Ebedi Âlemde büyük Mahkeme-i Kübra’daki hesaptan sonra makamına gidince, yanında ailesini zürriyetini bulamayan kimse, Yüce Allah Celle Celaluhü Hazretlerine niyaz eder: “Ya Rabbi! Benim ehli ayalim zürriyetlerim yanımda yok, onları da senden istiyorum.” der. Yüce Allah Celle Celaluhü Hazretleri: “Ey kulum! Onların makamları senin makamına tutmadığından ayrı makamda kaldılar.” buyurur. Kul da: “Ya Rabbi! Ben ibadet ve İtaatlerime ailemi zürriyetimi de dahil etmiştim, zürriyetimi Yüce Zatından istiyorum.” der.
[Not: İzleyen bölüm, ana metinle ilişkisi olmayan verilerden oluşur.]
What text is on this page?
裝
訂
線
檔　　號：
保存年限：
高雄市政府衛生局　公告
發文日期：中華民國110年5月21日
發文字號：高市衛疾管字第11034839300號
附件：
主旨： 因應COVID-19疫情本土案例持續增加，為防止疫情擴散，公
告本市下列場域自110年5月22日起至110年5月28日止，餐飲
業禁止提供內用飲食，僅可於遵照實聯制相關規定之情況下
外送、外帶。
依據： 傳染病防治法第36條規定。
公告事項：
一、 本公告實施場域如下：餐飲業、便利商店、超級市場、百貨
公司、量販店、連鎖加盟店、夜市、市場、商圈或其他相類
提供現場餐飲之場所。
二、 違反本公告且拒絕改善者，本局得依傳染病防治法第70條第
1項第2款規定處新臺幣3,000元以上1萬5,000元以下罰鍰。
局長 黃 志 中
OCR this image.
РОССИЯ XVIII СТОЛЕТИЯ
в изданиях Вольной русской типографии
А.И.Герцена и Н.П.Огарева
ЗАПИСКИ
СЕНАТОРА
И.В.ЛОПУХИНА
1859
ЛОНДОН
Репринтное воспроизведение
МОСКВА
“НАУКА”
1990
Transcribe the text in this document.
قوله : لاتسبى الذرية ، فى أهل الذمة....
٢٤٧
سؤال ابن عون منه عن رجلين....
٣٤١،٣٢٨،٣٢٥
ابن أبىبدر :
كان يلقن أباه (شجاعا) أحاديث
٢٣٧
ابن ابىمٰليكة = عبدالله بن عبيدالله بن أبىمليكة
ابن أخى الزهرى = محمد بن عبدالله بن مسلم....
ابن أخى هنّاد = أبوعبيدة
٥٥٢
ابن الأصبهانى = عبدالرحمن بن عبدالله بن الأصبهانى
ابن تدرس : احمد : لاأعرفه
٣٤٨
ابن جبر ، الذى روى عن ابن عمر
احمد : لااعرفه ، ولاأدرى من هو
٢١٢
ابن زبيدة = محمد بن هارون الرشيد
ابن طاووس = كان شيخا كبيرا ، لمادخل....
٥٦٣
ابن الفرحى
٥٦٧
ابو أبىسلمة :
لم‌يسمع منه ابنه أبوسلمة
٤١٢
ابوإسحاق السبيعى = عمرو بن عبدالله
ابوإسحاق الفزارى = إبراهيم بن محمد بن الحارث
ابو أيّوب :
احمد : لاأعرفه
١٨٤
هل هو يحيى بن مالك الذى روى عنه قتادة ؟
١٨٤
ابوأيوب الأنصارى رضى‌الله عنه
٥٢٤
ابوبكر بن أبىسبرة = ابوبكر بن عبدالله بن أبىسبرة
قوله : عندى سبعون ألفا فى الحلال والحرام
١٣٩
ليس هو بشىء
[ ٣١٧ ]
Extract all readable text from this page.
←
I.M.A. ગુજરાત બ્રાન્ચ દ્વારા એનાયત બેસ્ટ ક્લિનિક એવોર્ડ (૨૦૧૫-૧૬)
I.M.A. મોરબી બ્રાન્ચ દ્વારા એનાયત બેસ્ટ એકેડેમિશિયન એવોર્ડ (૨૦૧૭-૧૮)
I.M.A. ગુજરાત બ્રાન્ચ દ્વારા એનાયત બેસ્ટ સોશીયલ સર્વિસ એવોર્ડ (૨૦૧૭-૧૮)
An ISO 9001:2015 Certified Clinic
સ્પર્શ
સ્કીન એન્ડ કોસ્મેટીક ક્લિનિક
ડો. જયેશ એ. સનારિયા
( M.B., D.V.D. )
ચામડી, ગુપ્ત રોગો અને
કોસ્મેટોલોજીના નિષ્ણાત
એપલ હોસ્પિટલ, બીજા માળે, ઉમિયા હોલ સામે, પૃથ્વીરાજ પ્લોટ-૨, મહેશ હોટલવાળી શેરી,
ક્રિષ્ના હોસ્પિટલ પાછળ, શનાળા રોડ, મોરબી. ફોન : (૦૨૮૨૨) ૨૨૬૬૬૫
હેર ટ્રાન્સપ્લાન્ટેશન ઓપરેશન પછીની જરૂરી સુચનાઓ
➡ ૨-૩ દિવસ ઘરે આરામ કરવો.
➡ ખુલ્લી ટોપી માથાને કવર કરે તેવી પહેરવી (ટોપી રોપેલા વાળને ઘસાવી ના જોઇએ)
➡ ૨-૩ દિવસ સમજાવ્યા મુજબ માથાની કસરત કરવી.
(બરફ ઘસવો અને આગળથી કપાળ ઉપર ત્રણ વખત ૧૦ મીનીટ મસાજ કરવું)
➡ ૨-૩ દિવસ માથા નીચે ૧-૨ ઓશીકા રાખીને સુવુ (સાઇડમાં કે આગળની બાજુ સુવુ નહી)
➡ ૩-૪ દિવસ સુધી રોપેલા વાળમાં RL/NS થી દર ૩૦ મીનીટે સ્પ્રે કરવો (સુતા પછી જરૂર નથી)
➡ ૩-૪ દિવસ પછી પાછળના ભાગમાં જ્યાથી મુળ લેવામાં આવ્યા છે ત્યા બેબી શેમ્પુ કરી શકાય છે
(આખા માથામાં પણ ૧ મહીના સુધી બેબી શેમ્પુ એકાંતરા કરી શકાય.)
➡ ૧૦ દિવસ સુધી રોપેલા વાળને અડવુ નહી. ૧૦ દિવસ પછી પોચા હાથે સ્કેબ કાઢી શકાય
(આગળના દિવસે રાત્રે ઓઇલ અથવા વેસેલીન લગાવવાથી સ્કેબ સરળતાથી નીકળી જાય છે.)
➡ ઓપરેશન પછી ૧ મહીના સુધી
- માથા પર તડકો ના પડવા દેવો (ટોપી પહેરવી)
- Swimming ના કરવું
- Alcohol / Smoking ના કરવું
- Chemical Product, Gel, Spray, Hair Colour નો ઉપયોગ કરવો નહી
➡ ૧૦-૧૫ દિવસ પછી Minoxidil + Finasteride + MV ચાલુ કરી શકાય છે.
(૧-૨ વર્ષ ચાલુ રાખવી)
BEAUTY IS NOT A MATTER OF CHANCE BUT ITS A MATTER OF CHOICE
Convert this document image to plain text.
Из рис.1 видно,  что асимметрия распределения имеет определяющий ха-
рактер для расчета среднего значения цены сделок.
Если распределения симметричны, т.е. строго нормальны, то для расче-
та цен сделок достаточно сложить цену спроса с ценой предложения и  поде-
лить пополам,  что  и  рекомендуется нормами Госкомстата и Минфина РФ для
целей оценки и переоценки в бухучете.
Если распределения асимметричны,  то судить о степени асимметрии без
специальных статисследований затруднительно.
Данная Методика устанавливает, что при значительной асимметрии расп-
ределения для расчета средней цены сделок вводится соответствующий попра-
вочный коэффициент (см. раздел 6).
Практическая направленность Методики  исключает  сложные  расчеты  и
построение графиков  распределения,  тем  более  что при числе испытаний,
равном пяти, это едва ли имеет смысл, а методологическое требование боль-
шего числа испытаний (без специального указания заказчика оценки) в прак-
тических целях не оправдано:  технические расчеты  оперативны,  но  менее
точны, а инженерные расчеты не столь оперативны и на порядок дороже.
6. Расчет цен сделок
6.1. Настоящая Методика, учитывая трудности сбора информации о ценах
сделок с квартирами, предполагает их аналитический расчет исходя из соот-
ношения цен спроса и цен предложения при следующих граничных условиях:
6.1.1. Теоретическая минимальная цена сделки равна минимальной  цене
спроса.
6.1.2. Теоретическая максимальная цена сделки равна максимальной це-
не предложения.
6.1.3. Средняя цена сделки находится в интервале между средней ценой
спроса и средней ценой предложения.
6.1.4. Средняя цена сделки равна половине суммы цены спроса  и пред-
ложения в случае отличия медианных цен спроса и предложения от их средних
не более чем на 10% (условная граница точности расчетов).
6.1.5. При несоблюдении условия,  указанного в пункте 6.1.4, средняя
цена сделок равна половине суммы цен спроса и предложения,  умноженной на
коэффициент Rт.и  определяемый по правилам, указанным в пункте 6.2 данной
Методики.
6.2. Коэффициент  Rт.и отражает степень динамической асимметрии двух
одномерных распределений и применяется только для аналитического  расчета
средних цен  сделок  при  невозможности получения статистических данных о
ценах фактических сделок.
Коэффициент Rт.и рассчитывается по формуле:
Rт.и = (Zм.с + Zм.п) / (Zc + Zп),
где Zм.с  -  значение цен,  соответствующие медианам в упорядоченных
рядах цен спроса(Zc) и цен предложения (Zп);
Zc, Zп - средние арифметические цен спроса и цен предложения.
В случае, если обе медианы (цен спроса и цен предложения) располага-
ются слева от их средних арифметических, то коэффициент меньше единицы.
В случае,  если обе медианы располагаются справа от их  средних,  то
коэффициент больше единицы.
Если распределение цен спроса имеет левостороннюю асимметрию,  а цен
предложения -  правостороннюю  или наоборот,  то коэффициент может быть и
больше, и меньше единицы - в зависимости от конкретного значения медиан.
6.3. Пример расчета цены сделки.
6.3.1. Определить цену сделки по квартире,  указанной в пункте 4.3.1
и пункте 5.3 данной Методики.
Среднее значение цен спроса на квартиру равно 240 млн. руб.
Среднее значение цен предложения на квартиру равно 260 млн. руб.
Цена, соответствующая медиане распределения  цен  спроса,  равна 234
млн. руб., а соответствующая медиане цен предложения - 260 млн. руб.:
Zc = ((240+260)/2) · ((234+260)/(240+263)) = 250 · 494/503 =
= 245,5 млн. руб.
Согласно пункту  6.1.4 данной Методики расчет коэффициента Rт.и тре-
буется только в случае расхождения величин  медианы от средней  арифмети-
Bu hususta Yüce Allah Celle Celaluhü Hazretleri Tur Suresi 21’inci ayetinde şöyle buyurur: “(Dünyada) iman edenlere ve zürriyetleri de iman edip kendilerine uyanlara, (ahirette) zürriyetlerini kavuştururuz. (Onları da baba ve dedeleri gibi cennete koruz ve derecelerine yükseltiriz) Bununla beraber (baba ve dedelerinin) amellerinden hiçbir şey eksiltmeyiz. Herkes, kazancına bağlıdır, (iyi amel işlerse kurtulur, değilse helak olur).”

MÜRİD – MÜRŞİD BAĞI

Tasavvuf, tarikat yoluna giren, bu Mürşid-i Kâmilin mübarek elini tutup, hizmetine girdiği ve emirlerini yerine getirmek için canla başla çalışmaya başladığı gün, anasından doğup dünyaya yeni gelmiş gibidir. Artık Mürşidi onun manevi babasıdır ve ilahi feyzin memesini ağzına vererek ona İlahi feyzi emzirmeye başlar ve müridini Allah Celle Celaluhü Hazretleri’nin rızasına varacak yola ulaştırır. Ancak, müridin kabiliyet ve irfanı ve teslimiyeti bakımından, bazısı kısa zamanda, bazısı da aradan uzun zaman geçtikten sonra manen erginlik çağına girer ki, manevi babası olan Mürşid-i Kamil, sanki sonsuz ve hesapsız mücevherlere malik imiş gibi, müridine haline göre biraz mücevher ihsan ederek kendisine İlahi feyzin ticaretini gösterir.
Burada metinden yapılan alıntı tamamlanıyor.